La première réalisation française a été celle de l'Itiventaire permanent des périodiques étrangers en cours (LP.P.E.C.), la seconde entreprise fut l'automatisation de la partie officielle de la Bibliographie de la France. Fin 1970 la Bibliothèque nationale mit sur pied, en collaboration avec la Bibliothèque universitaire de Grenoble, une version du système de catalogage sur ordinateur préparée par la Bibliothèque du Congrès et reprise par la Bibliographie nationale anglaise, en l'adaptant aux règles françaises. Très structuré et complet, ce projet a pour but la production rapide et sûre d'une bibliographie nationale exhaustive, ses refontes mensuelles, trimestrielles et annuelles étant assurées automatiquement. Conforme à la normalisation internationale, il doit permettre l'échange entre pays des bibliographies nationales enregistrées sur support magnétique.

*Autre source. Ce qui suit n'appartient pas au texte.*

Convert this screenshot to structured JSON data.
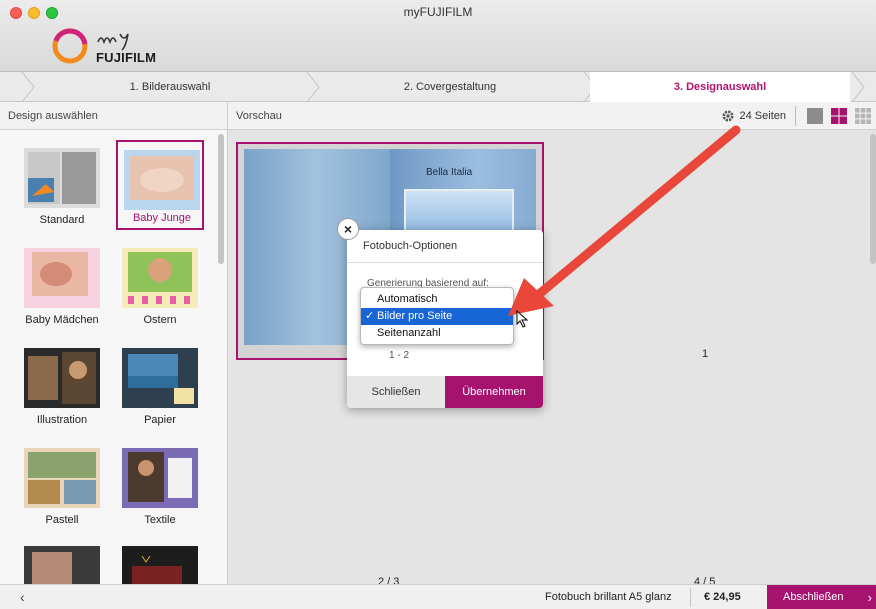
{
  "window": {
    "title": "myFUJIFILM"
  },
  "logo": {
    "brand": "FUJIFILM",
    "script": "my"
  },
  "steps": [
    {
      "label": "1. Bilderauswahl"
    },
    {
      "label": "2. Covergestaltung"
    },
    {
      "label": "3. Designauswahl"
    }
  ],
  "left_panel": {
    "header": "Design auswählen",
    "designs": [
      {
        "label": "Standard"
      },
      {
        "label": "Baby Junge"
      },
      {
        "label": "Baby Mädchen"
      },
      {
        "label": "Ostern"
      },
      {
        "label": "Illustration"
      },
      {
        "label": "Papier"
      },
      {
        "label": "Pastell"
      },
      {
        "label": "Textile"
      }
    ]
  },
  "preview": {
    "header": "Vorschau",
    "pages_label": "24 Seiten",
    "book_title": "Bella Italia",
    "page_number_right": "1",
    "bottom_page_left": "2 / 3",
    "bottom_page_right": "4 / 5"
  },
  "dialog": {
    "close_x": "×",
    "title": "Fotobuch-Optionen",
    "label": "Generierung basierend auf:",
    "range": "1 - 2",
    "close_button": "Schließen",
    "apply_button": "Übernehmen"
  },
  "dropdown": {
    "options": [
      "Automatisch",
      "Bilder pro Seite",
      "Seitenanzahl"
    ],
    "selected": "Bilder pro Seite",
    "check": "✓"
  },
  "footer": {
    "back": "‹",
    "product": "Fotobuch brillant A5 glanz",
    "price": "€ 24,95",
    "finish_button": "Abschließen",
    "finish_chevron": "›"
  },
  "colors": {
    "accent": "#a5136f",
    "menu_selection": "#1866d6",
    "annotation_arrow": "#e8473a"
  }
}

Parallèlement, la Bibliothèque universitaire de Grenoble réalisait sur les mêmes bases les programmes nécessaires à la création de ses propres fichiers, et entrait systématiquement dès 1970 ses nouvelles acquisitions sur support informatique. Elle disposait en 1971 d'un catalogue de 5 000 notices et obtenait automatiquement des listes classées par matières.

La Bibliothèque universitaire d'Aix-Marseille (Section de Luminy) en contact avec la précédente créait également un catalogue automatisé et éditait dès janvier 1971 des listes périodiques classées par auteurs et par sujets à l'intention des chercheurs.

D'autres fonctions des bibliothèques étaient étudiées ailleurs :
- prêt automatisé à la Bibliothèque publique de Massy (enregistrement des prêts, envoi des lettres de réclamation, statistiques obtenues automatiquement).
- recherche documentaire automatisée sur la base de la CDU à la Bibliothèque publique d'information.

Enfin des projets d'automatisation voyaient le jour à la Bibliothèque municipale de Lyon, pour les nouveaux locaux de la Part Dieu, qui abriteront un ordinateur; à la Bibliothèque universitaire de Nice (catalogue collectif des périodiques); à la Bibliothèque universitaire d'Orléans (catalogue collectif de nouvelles acquisitions).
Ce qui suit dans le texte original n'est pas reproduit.